Columna de Javier Sajuria: Identidades negativas
Desde hace un tiempo, diversos académicos como Cristóbal Rovira y Carlos Meléndez, han insistido con la idea de que los votantes en Chile hemos pasado de identificarnos con los partidos políticos y sus candidaturas a generar identificaciones contra los mismos. Este fenómeno, conocido como identidades negativas, es la variable común en el comportamiento político chileno, y pareciera haberse expresado nuevamente este fin de semana.
En 2020, la principal victoria fue la del rechazo a la Constitución de 1980. Entre ese 80% que votó por el Apruebo se escondían personas de derecha, izquierda y sin identificación ideológica. Aún más importante, había una multiplicidad de razones distintas para rechazar la constitución actual y embarcarnos en este proceso. Siempre fue un error que ese era un triunfo de la izquierda, sobre todo considerando que llevábamos años con encuestas mostrando el deseo de superar la constitución actual.

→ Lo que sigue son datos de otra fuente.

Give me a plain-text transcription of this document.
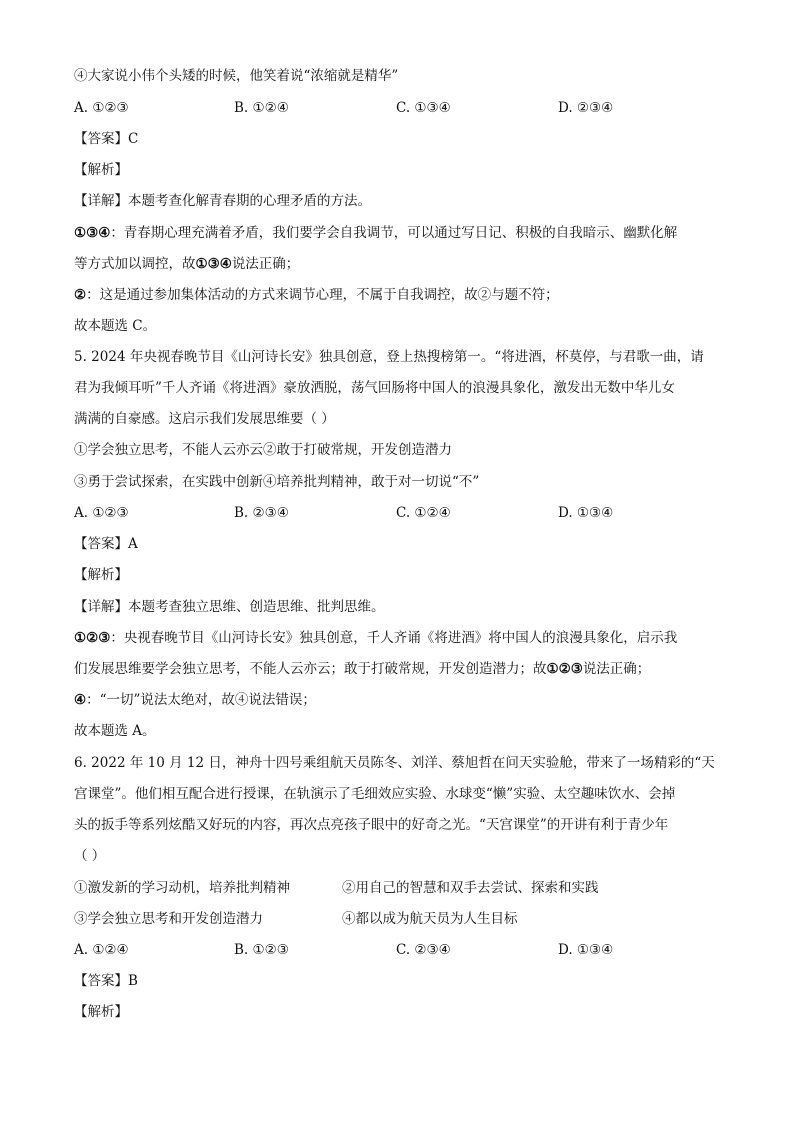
④大家说小伟个头矮的时候，他笑着说“浓缩就是精华”
A. ①②③	B. ①②④	C. ①③④	D. ②③④
【答案】C
【解析】
【详解】本题考查化解青春期的心理矛盾的方法。
①③④：青春期心理充满着矛盾，我们要学会自我调节，可以通过写日记、积极的自我暗示、幽默化解
等方式加以调控，故①③④说法正确；
②：这是通过参加集体活动的方式来调节心理，不属于自我调控，故②与题不符；
故本题选 C。
5. 2024 年央视春晚节目《山河诗长安》独具创意，登上热搜榜第一。“将进酒，杯莫停，与君歌一曲，请
君为我倾耳听”千人齐诵《将进酒》豪放洒脱，荡气回肠将中国人的浪漫具象化，激发出无数中华儿女
满满的自豪感。这启示我们发展思维要（ ）
①学会独立思考，不能人云亦云②敢于打破常规，开发创造潜力
③勇于尝试探索，在实践中创新④培养批判精神，敢于对一切说“不”
A. ①②③	B. ②③④	C. ①②④	D. ①③④
【答案】A
【解析】
【详解】本题考查独立思维、创造思维、批判思维。
①②③：央视春晚节目《山河诗长安》独具创意，千人齐诵《将进酒》将中国人的浪漫具象化，启示我
们发展思维要学会独立思考，不能人云亦云；敢于打破常规，开发创造潜力；故①②③说法正确；
④：“一切”说法太绝对，故④说法错误；
故本题选 A。
6. 2022 年 10 月 12 日，神舟十四号乘组航天员陈冬、刘洋、蔡旭哲在问天实验舱，带来了一场精彩的“天
宫课堂”。他们相互配合进行授课，在轨演示了毛细效应实验、水球变“懒”实验、太空趣味饮水、会掉
头的扳手等系列炫酷又好玩的内容，再次点亮孩子眼中的好奇之光。“天宫课堂”的开讲有利于青少年
（ ）
①激发新的学习动机，培养批判精神	②用自己的智慧和双手去尝试、探索和实践
③学会独立思考和开发创造潜力	④都以成为航天员为人生目标
A. ①②④	B. ①②③	C. ②③④	D. ①③④
【答案】B
【解析】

La elección de convencionales también fue un rechazo, esta vez a los partidos políticos y sus dirigentes. Ante la posibilidad de elegir a listas de independientes, el electorado se volcó hacia ellas con la esperanza de que renovaran los espacios políticos y los representaran de mejor manera. La expectativa, creo, era que, al ser más parecidos al electorado, fueran más capaces de representarlos. Pero el proceso nos sirvió para darnos cuenta que la representación es más compleja que un par de variables demográficas, y que los partidos importan para lograrla.
Llegamos a 2021 y el Rechazo volvió a ganar, esta vez en contra de José Antonio Kast y la ultraderecha. El salto que tuvo Boric entre la primera y la segunda vuelta fue una mezcla de una apertura de su coalición, sumado al rechazo que produce Kast y su sector en la mayoría del país. Ni siquiera la rápida, y algo vergonzosa, entrega de apoyo desde la derecha tradicional pudo hacerle frente al rechazo que producía un candidato que ponía en riesgo los derechos de parte importante de la población.
Y ahora, después de una convención que dejó más sabor amargo que alegrías, tenemos el rechazo más grande de todos: el que pone una lápida al proyecto constitucional preparado después de 12 meses de deliberación. En este caso, no se trata de un 40% de personas que se arrepintieron de su voto de 2020, sino que de personas que se sintieron defraudadas, o al menos insatisfechas, con el resultado de ese proceso. Al menos una parte, votó en contra del proyecto constitucional y no a favor de la constitución actual. Es decir, una identificación negativa con el proceso y el resultado.
Si miramos este hilo conductor con calma, podemos concluir que no es una buena idea que los triunfadores se engolosinen mucho con el resultado. La ciudadanía sigue mostrando un profundo rechazo a sus posturas, a lo largo de todo el espectro ideológico. El resultado de este fin de semana no es un espaldarazo repentino a la derecha, ni mucho menos a los sectores de centro que ni siquiera tienen representación parlamentaria. Es un golpe a quienes llevaron adelante el proceso, a su soberbia y maximalismo.
Las identidades negativas, es decir, nuestra capacidad de movilizarnos en contra de las opciones políticas que no nos gustan, llegó para quedarse. A menos que las fuerzas políticas trabajen de forma sincera por construir vínculos y raíces en la sociedad, ese va a ser el motor de los procesos que vienen por delante. Y ninguna democracia está a salvo si lo único que le ofrece al pueblo es el mal menor.